Hopper
Distributed Fuzzer
inspired
by AFL++
Hopper aims to improve performance of Fuzzing in large-scale
distributed environments, it's not meant to replace AFL++ in most cases.

Hopper Master
Usage
Pre-Reqs:
Instrumentation:
- The compile script adds all the flags required to compile
the target program with clang++.
Ex:
./compile target.c
Env:
HOPPER_OUT
: Where to save Hopper output; sanitizer reports, crash inputs and
hopper reports, defaults to .
HOPPER_LOG
: Enable Logging on Master, defaults to HOPPER_LOG=0
Master
only
HOPPER_LOG_INTERVAL
: Logging interval in minutes, defaults to
HOPPER_LOG_INTERVAL=30
(ignored if HOPPER_LOG
is not set) Master only
Master:
- -I: Path to input corpus, directory containing files each being a
seed
- -H: Havoc level to use in mutator, defaults to
1
(recommended:
increase havoc for larger seeds)
- -P: Port to host Master on, defaults to
6969
Ex:
go build ./cmd/hopper-master && ./hopper-master -H 5 -I test/in
Node:
- -I: Node ID, usually just a unique int
- -T: Path to instrumented target binary
- -M: IP/address of Master, defaults to
localhost
- -P: Port of Master, defaults to
6969
- --raw: Should seed be fed directly in the run command, defaults to
false
. Hopper will put bytes in a file and feed that file to target.
- --args: Args to use against target, ex:
--depth=1 @@
- --env: Env variables for target seperated by a
;
, ex:
ENV1=foo;ENV2=bar;
- --stdin: Should seed be fed as stdin or as an argument, defaults
to
false
Ex:
Args: go build ./cmd/hopper-node; ./hopper-node -I 1 -T target --args "--depth=2 @@"
Stdin: go build ./cmd/hopper-node; ./hopper-node -I 1 -T target --stdin
Containerized Demos:
You can also look at all the Hopper containers running by doing: docker ps -f "name=hopper"

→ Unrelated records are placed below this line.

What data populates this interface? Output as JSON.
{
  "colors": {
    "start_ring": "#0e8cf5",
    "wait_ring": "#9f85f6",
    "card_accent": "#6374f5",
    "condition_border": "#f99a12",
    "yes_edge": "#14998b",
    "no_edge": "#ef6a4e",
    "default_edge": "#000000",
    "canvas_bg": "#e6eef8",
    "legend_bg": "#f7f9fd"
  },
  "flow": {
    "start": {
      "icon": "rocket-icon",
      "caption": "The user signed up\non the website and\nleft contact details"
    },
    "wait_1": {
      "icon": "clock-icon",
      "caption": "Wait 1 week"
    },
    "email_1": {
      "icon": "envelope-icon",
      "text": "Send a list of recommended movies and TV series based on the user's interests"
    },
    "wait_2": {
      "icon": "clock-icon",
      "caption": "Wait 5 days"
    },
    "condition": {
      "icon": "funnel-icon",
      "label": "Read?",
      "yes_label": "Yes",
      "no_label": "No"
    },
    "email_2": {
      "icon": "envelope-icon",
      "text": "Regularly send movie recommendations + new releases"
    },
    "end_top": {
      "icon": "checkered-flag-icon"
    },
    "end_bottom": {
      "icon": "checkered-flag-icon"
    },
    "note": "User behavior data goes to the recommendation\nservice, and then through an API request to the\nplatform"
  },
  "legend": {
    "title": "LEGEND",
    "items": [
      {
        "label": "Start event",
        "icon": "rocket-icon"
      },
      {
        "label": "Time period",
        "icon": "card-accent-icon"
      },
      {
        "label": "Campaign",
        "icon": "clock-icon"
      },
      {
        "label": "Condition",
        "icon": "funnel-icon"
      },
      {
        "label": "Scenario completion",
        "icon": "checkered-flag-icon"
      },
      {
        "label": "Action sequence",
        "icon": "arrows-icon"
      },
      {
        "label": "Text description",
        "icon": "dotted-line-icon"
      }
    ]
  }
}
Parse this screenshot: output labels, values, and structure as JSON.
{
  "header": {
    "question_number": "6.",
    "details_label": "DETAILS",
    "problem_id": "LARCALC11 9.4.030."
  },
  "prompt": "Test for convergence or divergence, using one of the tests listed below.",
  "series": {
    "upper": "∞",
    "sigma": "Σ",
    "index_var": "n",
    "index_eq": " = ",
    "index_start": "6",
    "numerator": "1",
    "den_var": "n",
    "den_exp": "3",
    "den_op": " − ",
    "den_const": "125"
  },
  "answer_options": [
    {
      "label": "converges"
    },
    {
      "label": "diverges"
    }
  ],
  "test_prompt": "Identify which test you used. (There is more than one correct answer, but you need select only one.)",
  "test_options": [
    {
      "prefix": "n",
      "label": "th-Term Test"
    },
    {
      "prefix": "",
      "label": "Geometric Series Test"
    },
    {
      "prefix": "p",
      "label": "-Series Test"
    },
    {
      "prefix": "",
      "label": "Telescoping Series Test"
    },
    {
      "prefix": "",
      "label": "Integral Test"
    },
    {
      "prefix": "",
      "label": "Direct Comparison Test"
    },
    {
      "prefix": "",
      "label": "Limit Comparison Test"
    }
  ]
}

Fuzzing simple parse util:
Hopper running locally with 10 fuzzing Nodes, fuzzing a test application with a known
vulnerability:
- Clone project:
git clone https://github.com/Cybergenik/hopper.git && cd hopper
- Build base Hopper image:
docker build -t hopper-node .
- Run Master:
./examples/parse/docker/master_docker.sh
- Run Nodes:
./examples/parse/docker/node_docker.sh 1 10
(I'd recommend no more
than 1x # of logical cores on your machine, any more nodes on one system
and they just get throttled and competing for CPU time)
- Look at the nice TUI :>
Fuzzing Readelf:
Hopper running locally with 10 fuzzing Nodes, fuzzing GNU binutils-2.40 readelf
:
- Clone project:
git clone https://github.com/Cybergenik/hopper.git && cd hopper
- Build base Hopper image:
docker build -t hopper-node .
- Build readelf image:
docker build -t hopper-readelf ./examples/binutils/
- Run Master:
./examples/binutils/readelf/master_docker.sh
- Run Nodes:
./examples/binutils/readelf/node_docker.sh 1 10
(I'd recommend no more
than 1x # of logical cores on your machine, any more nodes on one system
and they just get throttled and competing for CPU time)
- Look at the nice TUI :>
Design & Implementation
Overview
Master
The Masters job is to schedule fuzz tasks on Nodes in the cluster, keep track of
coverage, mutate seeds, and produce reports. The Master handles all these
responsibilities concurrently. There are two main processes running concurrently
on the Master, an RPC server and the Mutation Engine.
Coverage:
Hopper uses a bloom filter to keep
track of coverage and to deduplicate seeds based on coverage and content.
Mutation Engine:
The mutation engine acts as a load balancer by popping energized seeds from the
energy priority queue (EPQ), mutating them, and feeding newly formed seeds to
the task queue. The Mutation Engine only mutates when there’s enough space in
the Task Queue for more tasks, otherwise it stalls. Because a single energized
seed can turn into tens of seeds, this can be seen as an inverse funnel, thus
the Mutation Engine has some control of flow through the system.
Node
A Hopper Node’s job is to run the PUT, gather and parse coverage, and report
coverage/crash data to the Master. Each Node runs a main Fuzz loop. Nodes are
fairly synchronous, with a few sections of parallelism for logging crashes and
clean-up. But generally we keep each instantiation of a Node synchronous such
that we can more easily reason about it as a discrete unit of computation.